Golpe de Estado de la Libertadora: La Memoria no perdona olvidos
16 de de septiembre de 1955 se produce el golpe de Estado de la derecha civíco/militar, a meses del bombardeo/masacre a Plaza de Mayo el 16 junio de 1955.
(Por Héctor Sosa (Especial para Motor Económico)) 16 de septiembre de 1955, golpe de Estado de la derecha cívico/militar contra un gobierno institucional (no serían ni el primero, ni el último). Bombas, ocupaciones militares, incendio de todos aquellos lugares o símbolos que tuvieran que ver con el gobierno de Perón.
El golpe y las bombas del 16 de junio del mismo año fueron el preludio de hasta donde puede llegar el odio, los intereses económicos y la acción de gobiernos extranjeros, como lo fueron Estados Unidos e Inglaterra.
Dos símbolos que unieron masacre y plan económico ultraliberal: Pedro Eugenio Arambúru e Isacc Rojas.
Bombas nuevamente
El 16 de septiembre de 1955, fracciones de las Fuerzas Armadas lanzaron una serie de acciones militares en distintos puntos del país con el objetivo de derrocar al gobierno constitucional del presidente Juan Domingo Perón.
El bando golpista se conformó inicialmente con unas pocas unidades del Ejército y la Fuerza Aérea y prácticamente la totalidad de la Marina de Guerra. La operación contó con el apoyo de la mayoría de los partidos políticos de la oposición, así como de la Iglesia, cobijando numerosos comandos civiles que actuaron junto a los militares rebeldes.
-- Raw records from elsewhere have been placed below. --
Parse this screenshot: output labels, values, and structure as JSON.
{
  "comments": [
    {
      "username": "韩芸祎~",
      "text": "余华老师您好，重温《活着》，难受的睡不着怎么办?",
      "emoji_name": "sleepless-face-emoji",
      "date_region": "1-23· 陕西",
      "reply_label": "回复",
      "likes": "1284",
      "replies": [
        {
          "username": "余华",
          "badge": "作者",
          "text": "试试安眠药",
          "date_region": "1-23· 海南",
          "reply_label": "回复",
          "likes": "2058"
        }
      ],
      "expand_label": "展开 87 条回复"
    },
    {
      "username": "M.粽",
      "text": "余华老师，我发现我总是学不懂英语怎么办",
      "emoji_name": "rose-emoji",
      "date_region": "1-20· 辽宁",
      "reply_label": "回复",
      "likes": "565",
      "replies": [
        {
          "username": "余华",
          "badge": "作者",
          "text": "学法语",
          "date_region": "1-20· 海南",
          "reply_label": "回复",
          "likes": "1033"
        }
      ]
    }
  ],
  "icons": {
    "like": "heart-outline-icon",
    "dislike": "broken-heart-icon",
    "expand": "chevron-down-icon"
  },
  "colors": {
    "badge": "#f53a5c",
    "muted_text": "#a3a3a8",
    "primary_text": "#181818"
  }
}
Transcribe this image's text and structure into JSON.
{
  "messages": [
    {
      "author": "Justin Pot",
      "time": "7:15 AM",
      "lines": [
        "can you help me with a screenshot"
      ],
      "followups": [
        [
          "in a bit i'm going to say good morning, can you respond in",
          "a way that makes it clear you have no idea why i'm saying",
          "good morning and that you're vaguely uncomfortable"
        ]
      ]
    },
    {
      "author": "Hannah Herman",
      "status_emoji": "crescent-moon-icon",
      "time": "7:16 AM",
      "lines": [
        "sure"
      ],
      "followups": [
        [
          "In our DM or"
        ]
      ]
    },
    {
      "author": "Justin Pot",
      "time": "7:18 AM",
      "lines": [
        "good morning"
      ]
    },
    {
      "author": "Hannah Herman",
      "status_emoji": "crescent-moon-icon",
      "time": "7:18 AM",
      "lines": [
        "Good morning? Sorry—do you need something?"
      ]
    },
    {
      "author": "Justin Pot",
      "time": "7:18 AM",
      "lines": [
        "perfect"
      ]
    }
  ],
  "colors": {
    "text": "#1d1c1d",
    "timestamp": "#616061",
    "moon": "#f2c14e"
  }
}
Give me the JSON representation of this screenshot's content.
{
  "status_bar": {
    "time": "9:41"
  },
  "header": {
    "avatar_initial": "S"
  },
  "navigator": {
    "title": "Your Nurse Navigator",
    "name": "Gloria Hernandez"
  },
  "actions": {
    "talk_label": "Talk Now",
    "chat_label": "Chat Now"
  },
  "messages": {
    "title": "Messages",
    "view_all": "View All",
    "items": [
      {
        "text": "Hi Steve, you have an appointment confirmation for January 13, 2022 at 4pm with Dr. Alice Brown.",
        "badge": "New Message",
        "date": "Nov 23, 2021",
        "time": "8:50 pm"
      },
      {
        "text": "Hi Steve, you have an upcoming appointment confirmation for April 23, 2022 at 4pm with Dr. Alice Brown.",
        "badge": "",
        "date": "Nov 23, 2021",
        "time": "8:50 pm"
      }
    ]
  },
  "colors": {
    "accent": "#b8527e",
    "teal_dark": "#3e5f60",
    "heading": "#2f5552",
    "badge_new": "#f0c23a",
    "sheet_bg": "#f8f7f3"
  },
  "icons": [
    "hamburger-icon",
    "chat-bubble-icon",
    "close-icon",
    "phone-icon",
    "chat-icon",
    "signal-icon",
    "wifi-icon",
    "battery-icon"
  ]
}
Bombas "contra el tirano", llega "la democracia", decían los medios adictos.
Los sucesos acaecidos a partir de aquel 16 de septiembre precipitaron la interrupción del orden constitucional, con un saldo de más de ciento cincuenta víctimas fatales, tras una semana de enfrentamientos armados. Las acciones más cruentas tuvieron lugar en las ciudades de Córdoba, Rosario y las localidades bonaerenses de Ensenada - Río Santiago y Sierra de la Ventana. Se atacó con aviación, marina y ejército.
La ciudad de Córdoba, en tanto epicentro de las fuerzas terrestres golpistas, fue donde más víctimas se registraron. Las agresiones se iniciaron en la madrugada del 16 de septiembre, cuando los cañones de la sublevada Escuela de Artillería, al mando del general Eduardo Lonardi -líder del alzamiento-, abrieron fuego sobre la vecina Escuela de Infantería, hasta entonces leal al gobierno.
**Un golpe anunciado
Como sucedió a los largo de la historia de Argentina, todo golpe de Estado siempre fue previamente elaborado y llevado a la práctica con la participación de civiles y militares. No fue la excepción el del 16 de septiembre. En ese sentido, ya había desde los inicios del gobierno peronista, una determinación clara de la embajada de los Estados Unidos: derrocar al gobierno institucional. El bombardeo a Plaza de Mayo, fue una masacre contra civiles, y de una violencia inusitada para la época.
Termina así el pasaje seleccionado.